How to find "n" by using weak law of large number?

Question

Use the weak law of large numbers to find a number $n$ such that if one tosses a (fair) coin $n$ times the proportion of "heads" will lie in the range $[0.49, 0.51]$ with probability at least $0.95$.

I really have no idea on how to start working on this question as the value of variance is not provided. Can anyone help me for it?

Answer 1

The weak law of large numbers only states that the expectation value $\hat{p}$ of your probability of observing head converges to the true value $p=0.5$ for $n\rightarrow \infty$. In order to calculate confidence intervals you need something more. The repeated toss of fair coins follows a binomial distribution, which is very well approximated by a normal distribution according to the central limit theorem.

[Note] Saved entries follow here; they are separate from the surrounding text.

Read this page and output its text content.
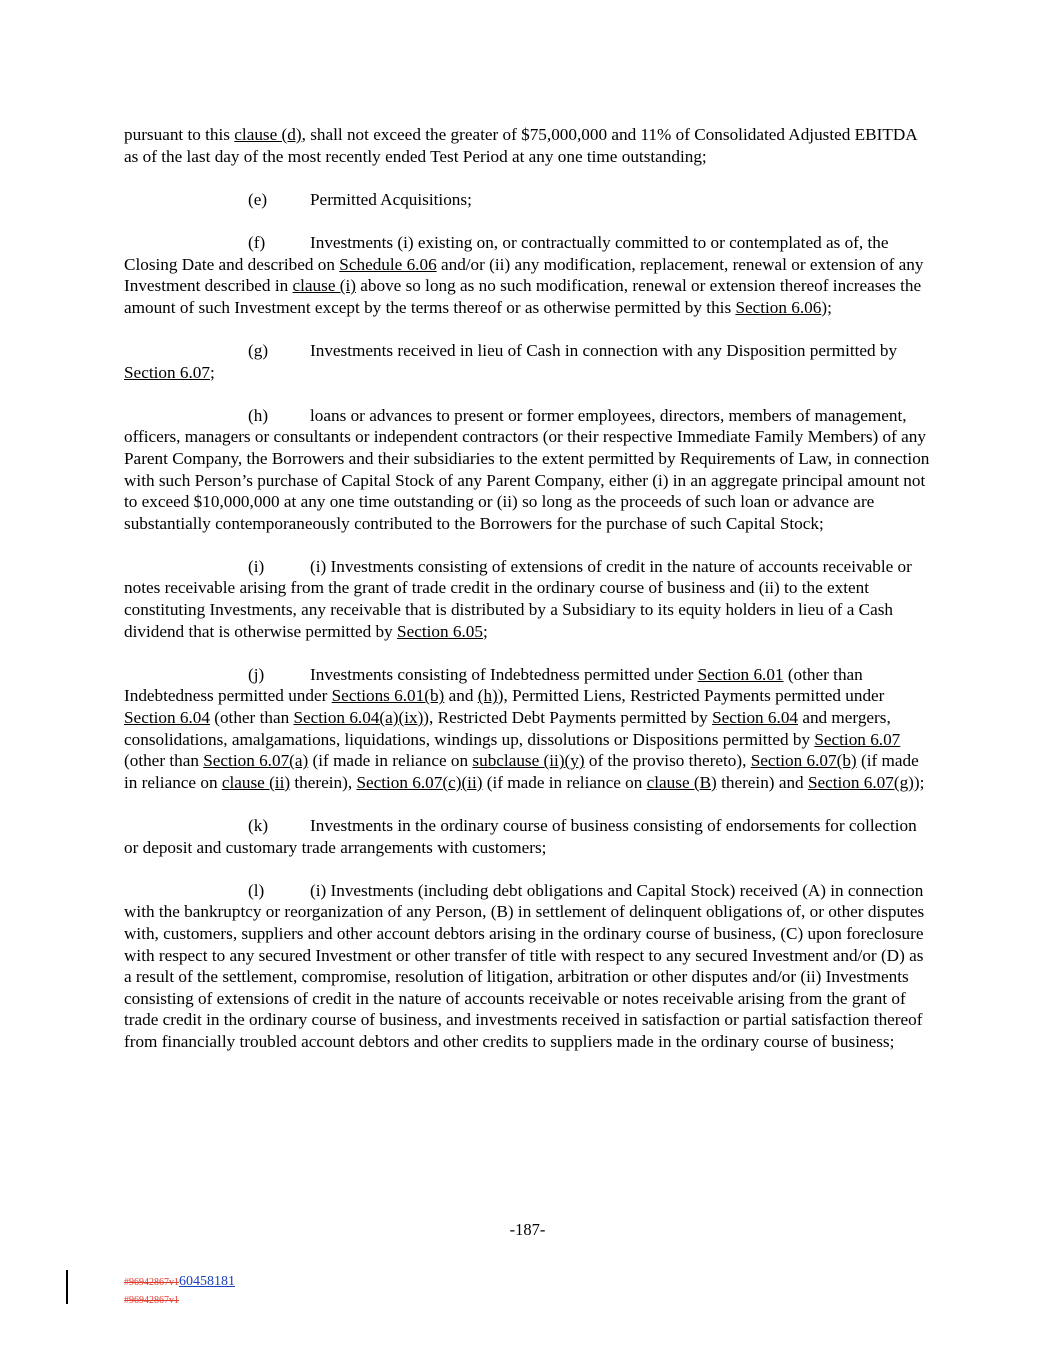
pursuant to this clause (d), shall not exceed the greater of $75,000,000 and 11% of Consolidated Adjusted EBITDA as of the last day of the most recently ended Test Period at any one time outstanding;

(e) Permitted Acquisitions;

(f)	Investments (i) existing on, or contractually committed to or contemplated as of, the Closing Date and described on Schedule 6.06 and/or (ii) any modification, replacement, renewal or extension of any Investment described in clause (i) above so long as no such modification, renewal or extension thereof increases the amount of such Investment except by the terms thereof or as otherwise permitted by this Section 6.06);

(g) Investments received in lieu of Cash in connection with any Disposition permitted by Section 6.07;

(h) loans or advances to present or former employees, directors, members of management, officers, managers or consultants or independent contractors (or their respective Immediate Family Members) of any Parent Company, the Borrowers and their subsidiaries to the extent permitted by Requirements of Law, in connection with such Person’s purchase of Capital Stock of any Parent Company, either (i) in an aggregate principal amount not to exceed $10,000,000 at any one time outstanding or (ii) so long as the proceeds of such loan or advance are substantially contemporaneously contributed to the Borrowers for the purchase of such Capital Stock;

(i)	(i) Investments consisting of extensions of credit in the nature of accounts receivable or notes receivable arising from the grant of trade credit in the ordinary course of business and (ii) to the extent constituting Investments, any receivable that is distributed by a Subsidiary to its equity holders in lieu of a Cash dividend that is otherwise permitted by Section 6.05;

(j)	Investments consisting of Indebtedness permitted under Section 6.01 (other than Indebtedness permitted under Sections 6.01(b) and (h)), Permitted Liens, Restricted Payments permitted under Section 6.04 (other than Section 6.04(a)(ix)), Restricted Debt Payments permitted by Section 6.04 and mergers, consolidations, amalgamations, liquidations, windings up, dissolutions or Dispositions permitted by Section 6.07 (other than Section 6.07(a) (if made in reliance on subclause (ii)(y) of the proviso thereto), Section 6.07(b) (if made in reliance on clause (ii) therein), Section 6.07(c)(ii) (if made in reliance on clause (B) therein) and Section 6.07(g));

(k) Investments in the ordinary course of business consisting of endorsements for collection or deposit and customary trade arrangements with customers;

(l)	(i) Investments (including debt obligations and Capital Stock) received (A) in connection with the bankruptcy or reorganization of any Person, (B) in settlement of delinquent obligations of, or other disputes with, customers, suppliers and other account debtors arising in the ordinary course of business, (C) upon foreclosure with respect to any secured Investment or other transfer of title with respect to any secured Investment and/or (D) as a result of the settlement, compromise, resolution of litigation, arbitration or other disputes and/or (ii) Investments consisting of extensions of credit in the nature of accounts receivable or notes receivable arising from the grant of trade credit in the ordinary course of business, and investments received in satisfaction or partial satisfaction thereof from financially troubled account debtors and other credits to suppliers made in the ordinary course of business;

-187-
#96942867v160458181
#96942867v1
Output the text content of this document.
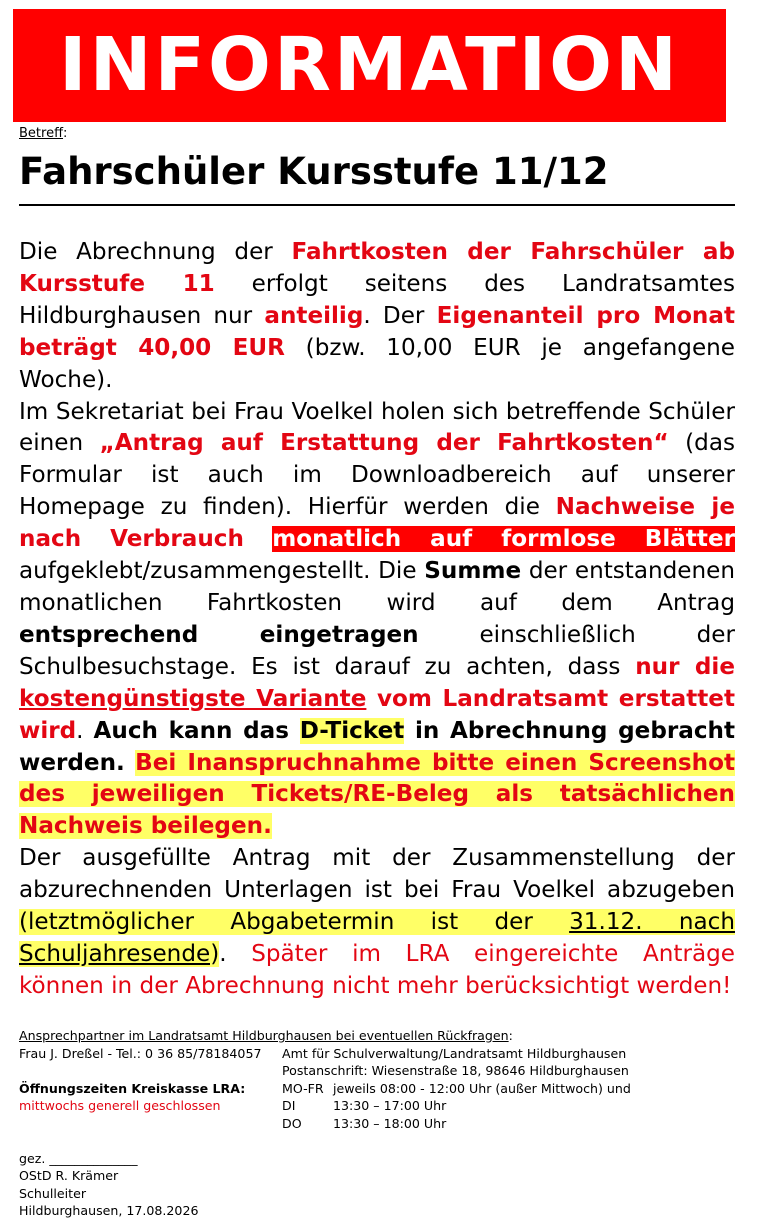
INFORMATION
Betreff:
Fahrschüler Kursstufe 11/12

Die Abrechnung der Fahrtkosten der Fahrschüler ab Kursstufe 11 erfolgt seitens des Landratsamtes Hildburghausen nur anteilig. Der Eigenanteil pro Monat beträgt 40,00 EUR (bzw. 10,00 EUR je angefangene Woche).

Im Sekretariat bei Frau Voelkel holen sich betreffende Schüler einen „Antrag auf Erstattung der Fahrtkosten“ (das Formular ist auch im Downloadbereich auf unserer Homepage zu finden). Hierfür werden die Nachweise je nach Verbrauch monatlich auf formlose Blätter aufgeklebt/zusammengestellt. Die Summe der entstandenen monatlichen Fahrtkosten wird auf dem Antrag entsprechend eingetragen einschließlich der Schulbesuchstage. Es ist darauf zu achten, dass nur die kostengünstigste Variante vom Landratsamt erstattet wird. Auch kann das D-Ticket in Abrechnung gebracht werden. Bei Inanspruchnahme bitte einen Screenshot des jeweiligen Tickets/RE-Beleg als tatsächlichen Nachweis beilegen.

Der ausgefüllte Antrag mit der Zusammenstellung der abzurechnenden Unterlagen ist bei Frau Voelkel abzugeben (letztmöglicher Abgabetermin ist der 31.12. nach Schuljahresende). Später im LRA eingereichte Anträge können in der Abrechnung nicht mehr berücksichtigt werden!

Ansprechpartner im Landratsamt Hildburghausen bei eventuellen Rückfragen:
Frau J. Dreßel - Tel.: 0 36 85/78184057 Amt für Schulverwaltung/Landratsamt Hildburghausen
Postanschrift: Wiesenstraße 18, 98646 Hildburghausen
Öffnungszeiten Kreiskasse LRA:	MO-FR jeweils 08:00 - 12:00 Uhr (außer Mittwoch) und
mittwochs generell geschlossen	DI	13:30 – 17:00 Uhr
DO 13:30 – 18:00 Uhr
gez. ______________
OStD R. Krämer
Schulleiter
Hildburghausen, 17.08.2026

You then get the 95% confidence interval

$$ \hat{p}\pm 1.96 \sqrt{\hat{p}(1-\hat{p})/n} $$

In your case $\hat{p} = 0.5$ (according to the weak law of large numbers) and we obtain the required number of tosses $n\approx 10^4$.

Answer 2

Using Cebishev's inequality you have

$$\mathbb{P}[|\overline {X}_n-\mu|\leq \epsilon]\geq 1-\frac{V(\overline {X}_n)}{\epsilon ^2}$$

You have only to substitute and set the probability at 0.95

The variance of the coin flip is 0.25 thus the variance $V(\overline {X}_n)=\frac{0.25}{n}$